By Inyathelo Programme Co-ordinator Khairoonisa Foflonker
“History will remember them as the generation who would no longer be quiet. The generation that will no longer be excluded. The generation who said, “so far and no further”, and who led when there was no leadership to be found. They occupied Nelson Mandela Bridge. They shut down universities. They marched on Luthuli House and Parliament, and to the doors of the institutions that had failed them. From the inside of prison cells they took this country by the shoulders and they shook it. They marched for education, for change, and for each other.” - Mail and Guardian, October 23 – 29, 2015.
The last two weeks have given rise to unprecedented student protest action that swept across the nation, uniting students and communities across racial, economic and political lines. Students have admirably rejected attempts by political parties to hijack their #FeesMustFall protest. What has become clear over the past ten days, is that this movement is not just a cry for free or affordable education. At the very heart of student demands are the very complex issues that continue to hamper transformation of our higher education institutions, particularly those that that have their origins in white privilege and black exclusion.

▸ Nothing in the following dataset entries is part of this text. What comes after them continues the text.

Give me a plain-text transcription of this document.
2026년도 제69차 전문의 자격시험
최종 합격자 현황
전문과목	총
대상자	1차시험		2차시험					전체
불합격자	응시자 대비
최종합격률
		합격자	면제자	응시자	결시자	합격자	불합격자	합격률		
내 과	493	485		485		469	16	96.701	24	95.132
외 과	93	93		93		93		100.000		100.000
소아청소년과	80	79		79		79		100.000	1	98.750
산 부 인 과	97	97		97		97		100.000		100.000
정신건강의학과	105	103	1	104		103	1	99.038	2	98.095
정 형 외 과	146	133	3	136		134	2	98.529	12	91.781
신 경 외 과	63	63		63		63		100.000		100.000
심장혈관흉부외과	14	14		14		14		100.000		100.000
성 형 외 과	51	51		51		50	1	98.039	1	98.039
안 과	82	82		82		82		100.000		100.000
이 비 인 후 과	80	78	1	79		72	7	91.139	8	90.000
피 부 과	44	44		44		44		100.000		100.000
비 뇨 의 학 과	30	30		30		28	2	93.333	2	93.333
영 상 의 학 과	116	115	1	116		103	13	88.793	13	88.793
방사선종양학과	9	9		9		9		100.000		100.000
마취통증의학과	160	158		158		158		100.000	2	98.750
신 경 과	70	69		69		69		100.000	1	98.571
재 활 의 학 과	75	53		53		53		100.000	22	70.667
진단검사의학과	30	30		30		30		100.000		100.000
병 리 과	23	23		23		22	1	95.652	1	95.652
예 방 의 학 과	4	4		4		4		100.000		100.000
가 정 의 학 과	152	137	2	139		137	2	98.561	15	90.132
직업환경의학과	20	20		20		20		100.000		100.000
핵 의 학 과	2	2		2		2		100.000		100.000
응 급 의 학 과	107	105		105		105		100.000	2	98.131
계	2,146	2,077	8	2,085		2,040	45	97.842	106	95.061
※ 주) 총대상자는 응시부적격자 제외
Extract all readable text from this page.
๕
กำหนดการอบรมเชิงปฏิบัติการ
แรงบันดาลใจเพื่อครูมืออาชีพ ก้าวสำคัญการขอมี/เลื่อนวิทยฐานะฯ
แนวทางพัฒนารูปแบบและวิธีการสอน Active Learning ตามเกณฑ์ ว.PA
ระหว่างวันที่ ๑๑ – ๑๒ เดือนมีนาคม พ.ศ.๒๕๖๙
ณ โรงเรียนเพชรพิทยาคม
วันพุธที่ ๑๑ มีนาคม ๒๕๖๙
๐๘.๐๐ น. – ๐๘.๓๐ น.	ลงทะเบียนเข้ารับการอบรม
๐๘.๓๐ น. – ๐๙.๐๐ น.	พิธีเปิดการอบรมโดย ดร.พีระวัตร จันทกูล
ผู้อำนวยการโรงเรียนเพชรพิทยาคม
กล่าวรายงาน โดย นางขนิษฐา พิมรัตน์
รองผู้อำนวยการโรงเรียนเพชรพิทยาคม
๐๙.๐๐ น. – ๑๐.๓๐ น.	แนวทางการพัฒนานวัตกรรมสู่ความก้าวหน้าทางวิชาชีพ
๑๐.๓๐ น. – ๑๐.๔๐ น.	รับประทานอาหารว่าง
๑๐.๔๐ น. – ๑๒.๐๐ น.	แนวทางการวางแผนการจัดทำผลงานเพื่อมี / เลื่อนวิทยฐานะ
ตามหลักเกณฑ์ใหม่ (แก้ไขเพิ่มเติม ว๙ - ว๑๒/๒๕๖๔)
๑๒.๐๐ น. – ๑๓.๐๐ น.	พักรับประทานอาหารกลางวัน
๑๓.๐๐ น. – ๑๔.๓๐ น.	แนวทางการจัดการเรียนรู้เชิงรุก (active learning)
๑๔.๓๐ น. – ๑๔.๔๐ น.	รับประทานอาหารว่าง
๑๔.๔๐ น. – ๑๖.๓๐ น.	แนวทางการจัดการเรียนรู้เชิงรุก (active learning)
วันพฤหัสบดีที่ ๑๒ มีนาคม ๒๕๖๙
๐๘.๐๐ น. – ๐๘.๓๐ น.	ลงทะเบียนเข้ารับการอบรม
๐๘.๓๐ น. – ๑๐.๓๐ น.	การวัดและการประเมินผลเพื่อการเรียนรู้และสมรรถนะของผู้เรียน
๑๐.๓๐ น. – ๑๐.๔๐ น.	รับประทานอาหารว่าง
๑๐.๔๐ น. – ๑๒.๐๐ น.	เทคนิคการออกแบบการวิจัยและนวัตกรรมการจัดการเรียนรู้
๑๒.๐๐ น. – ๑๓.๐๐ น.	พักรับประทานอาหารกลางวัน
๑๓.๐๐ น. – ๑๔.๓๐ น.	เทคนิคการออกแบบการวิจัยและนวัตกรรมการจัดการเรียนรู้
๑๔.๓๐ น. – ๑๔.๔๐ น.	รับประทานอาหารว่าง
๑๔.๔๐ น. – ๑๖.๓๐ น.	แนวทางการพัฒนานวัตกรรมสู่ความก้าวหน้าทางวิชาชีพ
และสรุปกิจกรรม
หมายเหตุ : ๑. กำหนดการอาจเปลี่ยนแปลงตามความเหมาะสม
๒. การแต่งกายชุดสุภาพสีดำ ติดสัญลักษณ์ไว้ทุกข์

Issues related to the socio-economic transformation and calls for decolonisation (through curriculum change including African scholarship, as well as the appointment of black academics and mentoring, etc.) of institutions of higher learning have been bubbling under the surface since 1994 and erupted with the #RhodesMustFall Movement earlier this year; but have not been adequately addressed. The vicious cycle of debt and unemployment also needs to be considered. Students who are unable to pay for their tuition in full face academic exclusion and some are prevented from receiving their certificates until their fees are settled. This translates into increased student debt. The inability to provide certification proving their academic qualifications prevents them from entering the workforce, making loan repayments impossible. Spiralling debt ensues.
Inyathelo was due to host our annual Vice Chancellors’ Leadership Retreat this week. Ironically, the theme of this year’s gathering was entitled Strategies in fast changing societies: How do universities adapt (or die?). Most of the planned discussions were focused on transformation and how institutional Advancement could be used as a vehicle for change.
Inyathelo’s role has been to provide higher education institutions and civil society organisations with training and technical support in order to strengthen their financial sustainability Inyathelo has always advocated that universities position themselves for investment by building strategic relationships, diversify their funding streams, growing endowments and decreasing their reliance on state funding. We believe this sort of institutional Advancement is part of a sustainable solution to the very complex circumstances universities now find themselves in. The systematic and integrated approach to building and managing relationships with key constituencies in order to attract financial as well as stakeholder support will go a long way to assist with transformation initiatives.